I’ve lived in NYC for 6 months now and I’m not sure how I feel about it.
Sometimes when I’m walking along the city, I’ll see the trees of Central Park mixed with tall buildings and think that I have so much to see while I’m here. Then I’ll see dog poop smeared all over the sidewalk and think that so many animals and people in such a small amount of space creates a cesspool.
I go back and forth. One day I want to see everything the city has to offer, and the next I want to buy a large house in the middle of nowhere and hide with my dog and boyfriend.

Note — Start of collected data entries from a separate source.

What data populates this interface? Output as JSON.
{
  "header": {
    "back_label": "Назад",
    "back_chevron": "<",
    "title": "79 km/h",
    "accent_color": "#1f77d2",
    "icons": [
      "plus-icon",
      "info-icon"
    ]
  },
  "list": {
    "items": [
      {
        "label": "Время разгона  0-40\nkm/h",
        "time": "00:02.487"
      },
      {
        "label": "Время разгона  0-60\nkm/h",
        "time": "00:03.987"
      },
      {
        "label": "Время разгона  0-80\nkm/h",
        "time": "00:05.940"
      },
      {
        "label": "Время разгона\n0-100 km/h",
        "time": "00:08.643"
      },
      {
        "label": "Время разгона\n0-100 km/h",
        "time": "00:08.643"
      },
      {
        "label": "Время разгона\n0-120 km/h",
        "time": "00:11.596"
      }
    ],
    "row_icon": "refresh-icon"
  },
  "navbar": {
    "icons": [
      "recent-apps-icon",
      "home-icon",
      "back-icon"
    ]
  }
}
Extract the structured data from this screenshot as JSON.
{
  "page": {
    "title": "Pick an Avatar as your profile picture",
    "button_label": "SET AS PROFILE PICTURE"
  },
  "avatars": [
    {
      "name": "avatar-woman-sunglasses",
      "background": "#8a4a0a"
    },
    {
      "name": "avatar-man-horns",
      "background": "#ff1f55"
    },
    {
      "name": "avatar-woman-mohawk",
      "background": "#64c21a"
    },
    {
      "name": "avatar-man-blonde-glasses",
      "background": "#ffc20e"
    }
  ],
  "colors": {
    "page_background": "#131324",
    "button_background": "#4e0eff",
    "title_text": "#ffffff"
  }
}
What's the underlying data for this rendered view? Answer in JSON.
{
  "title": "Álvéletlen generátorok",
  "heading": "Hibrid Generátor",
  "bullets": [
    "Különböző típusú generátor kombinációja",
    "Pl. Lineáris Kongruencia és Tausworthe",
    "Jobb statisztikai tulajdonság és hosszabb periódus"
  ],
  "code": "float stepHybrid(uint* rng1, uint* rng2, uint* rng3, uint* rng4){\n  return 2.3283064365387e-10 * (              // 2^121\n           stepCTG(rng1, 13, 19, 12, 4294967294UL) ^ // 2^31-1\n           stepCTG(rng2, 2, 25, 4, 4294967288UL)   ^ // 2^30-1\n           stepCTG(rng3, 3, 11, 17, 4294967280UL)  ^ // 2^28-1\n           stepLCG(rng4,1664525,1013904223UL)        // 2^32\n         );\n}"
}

I’ve always been full of contradictions, which makes life pretty “meh”. The problem with wanting two opposing things is that oftentimes while you wait to figure out what you want, you end up getting neither. I think that’s how so many people end up living mediocre lives.
And then when you finally choose, like I did when I moved to NYC, FOMO kicks in. I’m unable to enjoy my time in NYC because I can’t stop thinking about what I gave up when I moved here. I can’t host a dinner and board games night in my tiny apartment. I can’t do too much decorating because I don’t own my little apartment (and never will). And I’m pretty much limited to going where my Metro Card can take me, as owning a car here is pointless and expensive.
So, it’s choose nothing and be mediocre, or choose something and always think about the doors you closed.